How do we know if the thing we love is becoming an idol?
There was a time in my life when watching TV was a part-time job. When the world of daydreams in my head was far more inviting than the real world of pain and limitation of rheumatoid arthritis. Good thing it was in the days before I owned a computer.
How can we tell if we're living small? If our escapes and diversions are really costing us? If they are softly becoming the things we love and desire more than God?
I think of how Israel slipped into idolatry—a treaty here, an intermarriage there. Once the Israelites settled into the land, it was much harder to push back from the table, turn off the TV, pack up their swords, and go out to battle against their idol-obsessed neighbors. Within a generation the idols captured their imaginations, crept into their inner worlds and eventually into their national life.
"This is the way sin deceives," writes Edward Welch in his book Addictions, A Banquet in the Grave. "In order to slip past our consciences it must begin with small steps of disobedience."
Welch invites us to name the thing we love more than God for what it is—an idol—and describes falling into idolatry as a courtship, a progression from friendship to infatuation to love and betrayal and finally, worship.
My progression into that kind of courtship began from a heart divided between my dreams and God's dreams. A passion for the study and teaching of God's truth, but not the same delight for seeking the presence of God as a person.
My involvement in church and a Christian lifestyle disguised both my lack of affection and the danger of my escapes. I didn't confess my lack of passion toward God because I couldn’t imagine what I was missing. I didn’t acknowledge my indulgences in escape and entertainment because I liked to think I wasn’t over the line. It’s okay as long as it’s all in my head. When I began to have doubts and questions about my indulgence, I kept my thoughts to myself. I needed someone to ask me, as Welch does in his book:
“Where are your affections?”
“What gets you excited? Depressed? Afraid? Angry? Hopeless?”
“What are these emotions saying about what you worship or what you love?”

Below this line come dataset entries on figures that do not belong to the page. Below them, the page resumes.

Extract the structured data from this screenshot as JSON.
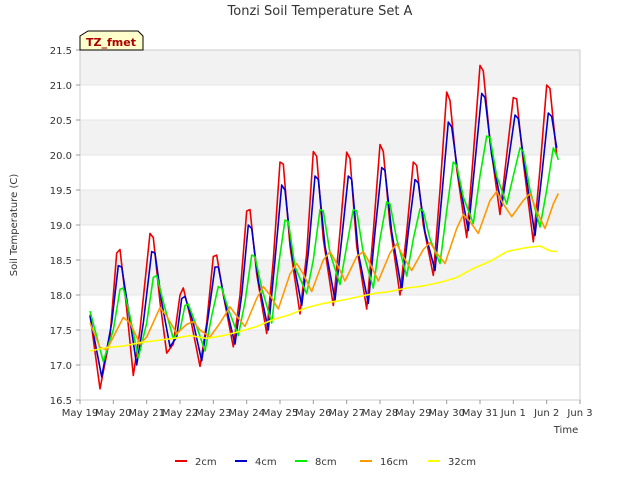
{
  "chart_data": {
    "type": "line",
    "title": "Tonzi Soil Temperature Set A",
    "xlabel": "Time",
    "ylabel": "Soil Temperature (C)",
    "annotation": "TZ_fmet",
    "xlim": [
      0,
      15
    ],
    "ylim": [
      16.5,
      21.5
    ],
    "yticks": [
      16.5,
      17.0,
      17.5,
      18.0,
      18.5,
      19.0,
      19.5,
      20.0,
      20.5,
      21.0,
      21.5
    ],
    "ytick_labels": [
      "16.5",
      "17.0",
      "17.5",
      "18.0",
      "18.5",
      "19.0",
      "19.5",
      "20.0",
      "20.5",
      "21.0",
      "21.5"
    ],
    "xtick_labels": [
      "May 19",
      "May 20",
      "May 21",
      "May 22",
      "May 23",
      "May 24",
      "May 25",
      "May 26",
      "May 27",
      "May 28",
      "May 29",
      "May 30",
      "May 31",
      "Jun 1",
      "Jun 2",
      "Jun 3"
    ],
    "grid": "horizontal bands",
    "legend_position": "bottom-center",
    "x_units": "days since May 19",
    "series": [
      {
        "name": "2cm",
        "color": "#ee0000",
        "points": [
          [
            0.3,
            17.72
          ],
          [
            0.6,
            16.66
          ],
          [
            0.9,
            17.4
          ],
          [
            1.1,
            18.6
          ],
          [
            1.2,
            18.65
          ],
          [
            1.4,
            17.8
          ],
          [
            1.6,
            16.85
          ],
          [
            1.8,
            17.5
          ],
          [
            2.1,
            18.88
          ],
          [
            2.2,
            18.82
          ],
          [
            2.4,
            17.9
          ],
          [
            2.6,
            17.17
          ],
          [
            2.8,
            17.3
          ],
          [
            3.0,
            18.0
          ],
          [
            3.1,
            18.1
          ],
          [
            3.3,
            17.7
          ],
          [
            3.6,
            16.98
          ],
          [
            3.8,
            17.6
          ],
          [
            4.0,
            18.55
          ],
          [
            4.1,
            18.57
          ],
          [
            4.3,
            18.0
          ],
          [
            4.6,
            17.26
          ],
          [
            4.8,
            18.0
          ],
          [
            5.0,
            19.2
          ],
          [
            5.1,
            19.22
          ],
          [
            5.3,
            18.3
          ],
          [
            5.6,
            17.45
          ],
          [
            5.8,
            18.5
          ],
          [
            6.0,
            19.9
          ],
          [
            6.1,
            19.87
          ],
          [
            6.3,
            18.7
          ],
          [
            6.6,
            17.73
          ],
          [
            6.8,
            18.6
          ],
          [
            7.0,
            20.05
          ],
          [
            7.1,
            19.98
          ],
          [
            7.3,
            18.8
          ],
          [
            7.6,
            17.85
          ],
          [
            7.8,
            18.9
          ],
          [
            8.0,
            20.04
          ],
          [
            8.1,
            19.95
          ],
          [
            8.3,
            18.7
          ],
          [
            8.6,
            17.8
          ],
          [
            8.8,
            18.9
          ],
          [
            9.0,
            20.15
          ],
          [
            9.1,
            20.05
          ],
          [
            9.3,
            19.0
          ],
          [
            9.6,
            18.0
          ],
          [
            9.8,
            18.9
          ],
          [
            10.0,
            19.9
          ],
          [
            10.1,
            19.85
          ],
          [
            10.3,
            19.0
          ],
          [
            10.6,
            18.28
          ],
          [
            10.8,
            19.5
          ],
          [
            11.0,
            20.9
          ],
          [
            11.1,
            20.78
          ],
          [
            11.3,
            19.8
          ],
          [
            11.6,
            18.82
          ],
          [
            11.8,
            20.0
          ],
          [
            12.0,
            21.28
          ],
          [
            12.1,
            21.2
          ],
          [
            12.3,
            20.2
          ],
          [
            12.6,
            19.15
          ],
          [
            12.8,
            20.0
          ],
          [
            13.0,
            20.82
          ],
          [
            13.1,
            20.8
          ],
          [
            13.3,
            19.9
          ],
          [
            13.6,
            18.76
          ],
          [
            13.8,
            19.8
          ],
          [
            14.0,
            21.0
          ],
          [
            14.1,
            20.95
          ],
          [
            14.3,
            20.0
          ]
        ]
      },
      {
        "name": "4cm",
        "color": "#0000cc",
        "points": [
          [
            0.3,
            17.7
          ],
          [
            0.65,
            16.83
          ],
          [
            0.95,
            17.6
          ],
          [
            1.15,
            18.42
          ],
          [
            1.25,
            18.4
          ],
          [
            1.45,
            17.8
          ],
          [
            1.7,
            17.0
          ],
          [
            1.9,
            17.6
          ],
          [
            2.15,
            18.62
          ],
          [
            2.25,
            18.6
          ],
          [
            2.45,
            17.9
          ],
          [
            2.7,
            17.26
          ],
          [
            2.9,
            17.4
          ],
          [
            3.05,
            17.95
          ],
          [
            3.15,
            17.98
          ],
          [
            3.4,
            17.6
          ],
          [
            3.65,
            17.06
          ],
          [
            3.85,
            17.7
          ],
          [
            4.05,
            18.4
          ],
          [
            4.15,
            18.4
          ],
          [
            4.35,
            17.9
          ],
          [
            4.65,
            17.3
          ],
          [
            4.85,
            18.0
          ],
          [
            5.05,
            19.0
          ],
          [
            5.15,
            18.95
          ],
          [
            5.35,
            18.2
          ],
          [
            5.65,
            17.5
          ],
          [
            5.85,
            18.5
          ],
          [
            6.05,
            19.57
          ],
          [
            6.15,
            19.5
          ],
          [
            6.35,
            18.6
          ],
          [
            6.65,
            17.85
          ],
          [
            6.85,
            18.6
          ],
          [
            7.05,
            19.7
          ],
          [
            7.15,
            19.65
          ],
          [
            7.35,
            18.7
          ],
          [
            7.65,
            17.93
          ],
          [
            7.85,
            18.8
          ],
          [
            8.05,
            19.7
          ],
          [
            8.15,
            19.65
          ],
          [
            8.35,
            18.6
          ],
          [
            8.65,
            17.88
          ],
          [
            8.85,
            18.9
          ],
          [
            9.05,
            19.82
          ],
          [
            9.15,
            19.78
          ],
          [
            9.35,
            18.9
          ],
          [
            9.65,
            18.07
          ],
          [
            9.85,
            18.9
          ],
          [
            10.05,
            19.65
          ],
          [
            10.15,
            19.6
          ],
          [
            10.35,
            18.9
          ],
          [
            10.65,
            18.35
          ],
          [
            10.85,
            19.4
          ],
          [
            11.05,
            20.47
          ],
          [
            11.15,
            20.4
          ],
          [
            11.35,
            19.7
          ],
          [
            11.65,
            18.92
          ],
          [
            11.85,
            19.9
          ],
          [
            12.05,
            20.88
          ],
          [
            12.15,
            20.82
          ],
          [
            12.35,
            20.0
          ],
          [
            12.65,
            19.27
          ],
          [
            12.85,
            19.9
          ],
          [
            13.05,
            20.57
          ],
          [
            13.15,
            20.52
          ],
          [
            13.35,
            19.8
          ],
          [
            13.65,
            18.85
          ],
          [
            13.85,
            19.7
          ],
          [
            14.05,
            20.6
          ],
          [
            14.15,
            20.55
          ],
          [
            14.3,
            20.1
          ]
        ]
      },
      {
        "name": "8cm",
        "color": "#00ee00",
        "points": [
          [
            0.3,
            17.77
          ],
          [
            0.7,
            17.05
          ],
          [
            1.0,
            17.5
          ],
          [
            1.2,
            18.08
          ],
          [
            1.3,
            18.1
          ],
          [
            1.5,
            17.7
          ],
          [
            1.75,
            17.1
          ],
          [
            2.0,
            17.6
          ],
          [
            2.2,
            18.25
          ],
          [
            2.3,
            18.28
          ],
          [
            2.5,
            17.9
          ],
          [
            2.8,
            17.38
          ],
          [
            3.0,
            17.5
          ],
          [
            3.15,
            17.85
          ],
          [
            3.25,
            17.87
          ],
          [
            3.5,
            17.55
          ],
          [
            3.75,
            17.2
          ],
          [
            3.95,
            17.7
          ],
          [
            4.15,
            18.12
          ],
          [
            4.25,
            18.1
          ],
          [
            4.45,
            17.8
          ],
          [
            4.75,
            17.42
          ],
          [
            4.95,
            17.9
          ],
          [
            5.15,
            18.57
          ],
          [
            5.25,
            18.55
          ],
          [
            5.45,
            18.1
          ],
          [
            5.75,
            17.6
          ],
          [
            5.95,
            18.4
          ],
          [
            6.15,
            19.07
          ],
          [
            6.25,
            19.05
          ],
          [
            6.45,
            18.4
          ],
          [
            6.8,
            18.02
          ],
          [
            7.0,
            18.5
          ],
          [
            7.2,
            19.22
          ],
          [
            7.3,
            19.2
          ],
          [
            7.5,
            18.6
          ],
          [
            7.8,
            18.15
          ],
          [
            8.0,
            18.7
          ],
          [
            8.2,
            19.22
          ],
          [
            8.3,
            19.2
          ],
          [
            8.5,
            18.6
          ],
          [
            8.8,
            18.1
          ],
          [
            9.0,
            18.8
          ],
          [
            9.2,
            19.33
          ],
          [
            9.3,
            19.3
          ],
          [
            9.5,
            18.8
          ],
          [
            9.8,
            18.27
          ],
          [
            10.0,
            18.8
          ],
          [
            10.2,
            19.23
          ],
          [
            10.3,
            19.2
          ],
          [
            10.5,
            18.8
          ],
          [
            10.8,
            18.45
          ],
          [
            11.0,
            19.2
          ],
          [
            11.2,
            19.9
          ],
          [
            11.3,
            19.85
          ],
          [
            11.5,
            19.4
          ],
          [
            11.8,
            19.02
          ],
          [
            12.0,
            19.7
          ],
          [
            12.2,
            20.27
          ],
          [
            12.3,
            20.25
          ],
          [
            12.5,
            19.7
          ],
          [
            12.8,
            19.3
          ],
          [
            13.0,
            19.7
          ],
          [
            13.2,
            20.1
          ],
          [
            13.3,
            20.05
          ],
          [
            13.5,
            19.5
          ],
          [
            13.8,
            18.97
          ],
          [
            14.0,
            19.5
          ],
          [
            14.2,
            20.1
          ],
          [
            14.3,
            20.0
          ],
          [
            14.35,
            19.93
          ]
        ]
      },
      {
        "name": "16cm",
        "color": "#ff9900",
        "points": [
          [
            0.3,
            17.6
          ],
          [
            0.6,
            17.25
          ],
          [
            0.8,
            17.22
          ],
          [
            1.0,
            17.4
          ],
          [
            1.3,
            17.68
          ],
          [
            1.5,
            17.6
          ],
          [
            1.8,
            17.3
          ],
          [
            2.0,
            17.4
          ],
          [
            2.4,
            17.82
          ],
          [
            2.6,
            17.7
          ],
          [
            2.9,
            17.45
          ],
          [
            3.2,
            17.58
          ],
          [
            3.4,
            17.62
          ],
          [
            3.6,
            17.5
          ],
          [
            3.9,
            17.4
          ],
          [
            4.2,
            17.6
          ],
          [
            4.5,
            17.83
          ],
          [
            4.7,
            17.7
          ],
          [
            4.95,
            17.55
          ],
          [
            5.3,
            17.95
          ],
          [
            5.5,
            18.12
          ],
          [
            5.7,
            18.0
          ],
          [
            5.95,
            17.8
          ],
          [
            6.3,
            18.3
          ],
          [
            6.5,
            18.45
          ],
          [
            6.7,
            18.3
          ],
          [
            6.95,
            18.05
          ],
          [
            7.3,
            18.5
          ],
          [
            7.5,
            18.62
          ],
          [
            7.7,
            18.45
          ],
          [
            7.95,
            18.2
          ],
          [
            8.3,
            18.55
          ],
          [
            8.5,
            18.62
          ],
          [
            8.7,
            18.45
          ],
          [
            8.95,
            18.2
          ],
          [
            9.3,
            18.6
          ],
          [
            9.5,
            18.73
          ],
          [
            9.7,
            18.55
          ],
          [
            9.95,
            18.35
          ],
          [
            10.3,
            18.65
          ],
          [
            10.5,
            18.75
          ],
          [
            10.7,
            18.6
          ],
          [
            10.95,
            18.45
          ],
          [
            11.3,
            18.95
          ],
          [
            11.5,
            19.15
          ],
          [
            11.7,
            19.05
          ],
          [
            11.95,
            18.88
          ],
          [
            12.3,
            19.35
          ],
          [
            12.5,
            19.48
          ],
          [
            12.7,
            19.3
          ],
          [
            12.95,
            19.12
          ],
          [
            13.3,
            19.35
          ],
          [
            13.5,
            19.45
          ],
          [
            13.7,
            19.2
          ],
          [
            13.95,
            18.95
          ],
          [
            14.2,
            19.3
          ],
          [
            14.35,
            19.45
          ]
        ]
      },
      {
        "name": "32cm",
        "color": "#ffff00",
        "points": [
          [
            0.3,
            17.2
          ],
          [
            0.8,
            17.25
          ],
          [
            1.3,
            17.27
          ],
          [
            1.8,
            17.32
          ],
          [
            2.3,
            17.35
          ],
          [
            2.8,
            17.38
          ],
          [
            3.3,
            17.42
          ],
          [
            3.8,
            17.38
          ],
          [
            4.3,
            17.42
          ],
          [
            4.8,
            17.48
          ],
          [
            5.3,
            17.55
          ],
          [
            5.8,
            17.65
          ],
          [
            6.3,
            17.72
          ],
          [
            6.8,
            17.82
          ],
          [
            7.3,
            17.88
          ],
          [
            7.8,
            17.92
          ],
          [
            8.3,
            17.97
          ],
          [
            8.8,
            18.02
          ],
          [
            9.3,
            18.05
          ],
          [
            9.8,
            18.1
          ],
          [
            10.3,
            18.13
          ],
          [
            10.8,
            18.18
          ],
          [
            11.3,
            18.25
          ],
          [
            11.8,
            18.38
          ],
          [
            12.3,
            18.48
          ],
          [
            12.8,
            18.62
          ],
          [
            13.3,
            18.67
          ],
          [
            13.8,
            18.7
          ],
          [
            14.1,
            18.63
          ],
          [
            14.3,
            18.62
          ]
        ]
      }
    ]
  }
}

Are you enjoying your times of personal worship of God?
“Are you confessing your own sin?”
How do you feel about going to church? When you don’t feel like going, what nudges you out of your covers? The prospect of worshiping God, taking your children, or seeing your friends?
“Are you speaking honestly about your own spiritual lethargy?”
If you don't have a passion for God as strong as your passion for escape, are you praying that God will change you?
“Are you alert to where your imaginations are reckless?”
Can others “speak openly to you, without fear of your anger, judgment, or sermons?”
“Do you invite others to tell you where you need to be growing? Where you are missing the mark in your relationships?”
These questions invite us to step outside our busyness and, for Christ’s sake, REFLECT. Take a long hard look at ourselves in the mirror of God’s word and do something about the apathy in our eyes and the distance in our hearts.